Am Ende waren sich alle Parteien einig. Das 26:26 (11:10) zwischen Handball-Bundesligist THW Kiel und der SG Flensburg-Handewitt war ein gerechtes Ergebnis und spiegelte die Leistung der beiden Meisterschaftskontrahenten wieder. Sieben Sekunden vor Schluss gelang den Kielern durch Marcus Ahlm der vielumjubelte Ausgleich. Über 10.000
Zuschauer verliessen dementsprechend zufrieden die Kieler Ostseehalle.  Was sich aber zuvor auf dem Feld abgespielt hatte, verdiente das Prädikat Spannung und Emotion pur. Denn keine der beiden Mannschaft konnte sich entscheidend absetzen und kämpfte um jeden Zentimeter Hallenboden.

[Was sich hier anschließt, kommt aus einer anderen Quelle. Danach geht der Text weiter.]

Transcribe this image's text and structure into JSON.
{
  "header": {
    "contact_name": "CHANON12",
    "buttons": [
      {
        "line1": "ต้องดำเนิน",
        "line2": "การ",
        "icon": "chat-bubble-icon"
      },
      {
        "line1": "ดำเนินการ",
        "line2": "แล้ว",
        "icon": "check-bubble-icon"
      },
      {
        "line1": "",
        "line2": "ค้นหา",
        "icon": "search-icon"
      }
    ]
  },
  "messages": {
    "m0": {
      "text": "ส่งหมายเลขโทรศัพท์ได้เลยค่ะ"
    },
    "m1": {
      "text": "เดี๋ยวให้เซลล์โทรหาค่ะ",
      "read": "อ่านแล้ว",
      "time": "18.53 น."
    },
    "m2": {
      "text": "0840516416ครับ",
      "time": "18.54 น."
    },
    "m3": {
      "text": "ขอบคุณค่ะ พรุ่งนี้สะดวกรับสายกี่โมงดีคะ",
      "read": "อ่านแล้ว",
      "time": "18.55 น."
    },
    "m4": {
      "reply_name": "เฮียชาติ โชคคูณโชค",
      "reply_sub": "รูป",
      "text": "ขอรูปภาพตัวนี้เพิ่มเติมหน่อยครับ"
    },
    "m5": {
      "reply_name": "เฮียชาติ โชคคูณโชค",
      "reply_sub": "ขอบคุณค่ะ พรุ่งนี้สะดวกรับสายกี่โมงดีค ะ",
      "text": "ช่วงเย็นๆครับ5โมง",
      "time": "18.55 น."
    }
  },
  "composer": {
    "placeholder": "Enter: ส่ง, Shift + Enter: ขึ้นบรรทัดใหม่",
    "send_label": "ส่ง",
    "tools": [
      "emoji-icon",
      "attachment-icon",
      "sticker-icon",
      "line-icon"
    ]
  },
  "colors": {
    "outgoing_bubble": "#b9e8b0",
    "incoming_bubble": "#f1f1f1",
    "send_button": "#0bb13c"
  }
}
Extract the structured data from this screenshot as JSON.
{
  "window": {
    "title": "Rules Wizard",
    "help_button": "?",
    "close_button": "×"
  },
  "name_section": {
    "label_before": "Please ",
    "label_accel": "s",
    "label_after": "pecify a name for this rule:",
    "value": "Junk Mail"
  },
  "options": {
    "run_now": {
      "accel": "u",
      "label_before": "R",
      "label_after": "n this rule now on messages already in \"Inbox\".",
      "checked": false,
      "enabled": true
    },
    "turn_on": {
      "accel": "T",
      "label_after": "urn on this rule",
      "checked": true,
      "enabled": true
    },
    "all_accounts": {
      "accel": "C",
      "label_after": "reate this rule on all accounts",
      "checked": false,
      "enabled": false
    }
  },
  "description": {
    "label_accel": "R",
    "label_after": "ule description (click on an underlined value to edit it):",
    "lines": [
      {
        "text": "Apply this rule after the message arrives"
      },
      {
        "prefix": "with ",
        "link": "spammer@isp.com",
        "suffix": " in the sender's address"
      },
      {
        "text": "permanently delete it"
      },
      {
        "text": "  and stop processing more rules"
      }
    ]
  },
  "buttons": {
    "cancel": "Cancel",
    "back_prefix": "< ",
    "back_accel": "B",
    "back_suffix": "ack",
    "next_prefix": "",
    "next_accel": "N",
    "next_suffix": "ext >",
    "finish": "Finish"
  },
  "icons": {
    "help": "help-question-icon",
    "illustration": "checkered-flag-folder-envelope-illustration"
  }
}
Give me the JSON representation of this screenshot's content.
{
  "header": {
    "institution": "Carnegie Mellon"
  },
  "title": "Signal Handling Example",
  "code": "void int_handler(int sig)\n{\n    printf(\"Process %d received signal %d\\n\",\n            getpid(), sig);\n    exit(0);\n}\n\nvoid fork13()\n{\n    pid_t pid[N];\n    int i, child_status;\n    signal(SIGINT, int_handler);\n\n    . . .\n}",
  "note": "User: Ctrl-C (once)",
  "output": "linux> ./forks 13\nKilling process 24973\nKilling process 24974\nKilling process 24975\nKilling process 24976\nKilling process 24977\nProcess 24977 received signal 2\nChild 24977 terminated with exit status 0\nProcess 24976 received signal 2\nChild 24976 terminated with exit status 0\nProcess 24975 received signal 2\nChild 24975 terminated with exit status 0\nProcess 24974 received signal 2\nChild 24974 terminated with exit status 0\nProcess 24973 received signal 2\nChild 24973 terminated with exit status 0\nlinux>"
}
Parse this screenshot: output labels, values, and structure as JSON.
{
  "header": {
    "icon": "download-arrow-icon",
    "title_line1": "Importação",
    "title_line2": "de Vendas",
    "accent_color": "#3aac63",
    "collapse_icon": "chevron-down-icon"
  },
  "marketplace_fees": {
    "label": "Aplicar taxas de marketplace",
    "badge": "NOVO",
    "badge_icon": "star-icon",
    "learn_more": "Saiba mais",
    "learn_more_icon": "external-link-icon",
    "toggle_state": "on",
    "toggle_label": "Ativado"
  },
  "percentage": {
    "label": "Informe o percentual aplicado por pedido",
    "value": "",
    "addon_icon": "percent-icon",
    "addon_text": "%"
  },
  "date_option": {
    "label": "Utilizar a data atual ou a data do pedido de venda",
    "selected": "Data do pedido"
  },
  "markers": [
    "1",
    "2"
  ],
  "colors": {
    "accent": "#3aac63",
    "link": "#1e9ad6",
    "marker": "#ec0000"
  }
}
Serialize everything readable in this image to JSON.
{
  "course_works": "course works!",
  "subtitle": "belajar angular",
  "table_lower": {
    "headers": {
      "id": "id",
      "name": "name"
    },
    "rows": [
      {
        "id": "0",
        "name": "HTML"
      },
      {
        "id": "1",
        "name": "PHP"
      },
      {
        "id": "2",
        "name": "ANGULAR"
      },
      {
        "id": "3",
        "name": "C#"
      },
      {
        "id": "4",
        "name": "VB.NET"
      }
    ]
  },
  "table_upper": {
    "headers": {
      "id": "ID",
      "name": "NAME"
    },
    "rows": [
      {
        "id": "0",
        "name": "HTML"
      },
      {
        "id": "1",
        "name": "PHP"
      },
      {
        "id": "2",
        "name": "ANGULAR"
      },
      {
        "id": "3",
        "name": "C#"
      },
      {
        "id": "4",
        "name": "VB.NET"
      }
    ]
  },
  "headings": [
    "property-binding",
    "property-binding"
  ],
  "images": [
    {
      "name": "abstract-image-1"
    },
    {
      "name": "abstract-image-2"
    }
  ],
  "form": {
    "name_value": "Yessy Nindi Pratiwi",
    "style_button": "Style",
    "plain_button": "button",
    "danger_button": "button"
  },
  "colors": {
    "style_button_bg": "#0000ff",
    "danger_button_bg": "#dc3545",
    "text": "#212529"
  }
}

Weder in der ersten Halbzeit noch in der zweiten Hälfte sprang ein beruhigendes Polster heraus. "Wir haben das Spiel in der ersten Halbzeit verdaddelt und Kiel im zweiten Durchgang", meinte SG-Manager Thorsten Storm nach dem Schlusspfiff. Sowohl die Flensburger als auch die Kieler waren nicht in der Lage sich entscheidende Spielvorteile zu erarbeiten. Das lag vor allem daran, dass Jan Holpert auf Seiten der SG und sein Pendant im Kieler Tor, Matthias Andersson, sich mit Weltklasse-Leistungen dem Publikum präsentierten. Das sah auch National-Keeper Henning, Fritz so, der auf der Bank saß, aber sich von der Fitness her langsam wieder seiner alten Leistung nähere.
"Beide Torhüter haben heute dem Spiel ihren Stempel aufgedrückt. Das nimmt dann auch den gegnerischen Schützen das Selbstvertrauen", so die Analyse des am Ellbogen operierten Torhüters. Insgesamt zeigten beide Deckungen an diesem Nachmittag, dass sie zurecht zu den besten in der Liga gehören. "Heute war das von beiden Seiten ein Lehrbuch für eine starke Deckung", sagte THW-Trainer Noka Serdarusic anschließend. Und auch Trainer-Kollege Kent-Harry Andersson fand nur lobende Worte über die beiden Deckungsreihen. "Besser kann man fast nicht stehen."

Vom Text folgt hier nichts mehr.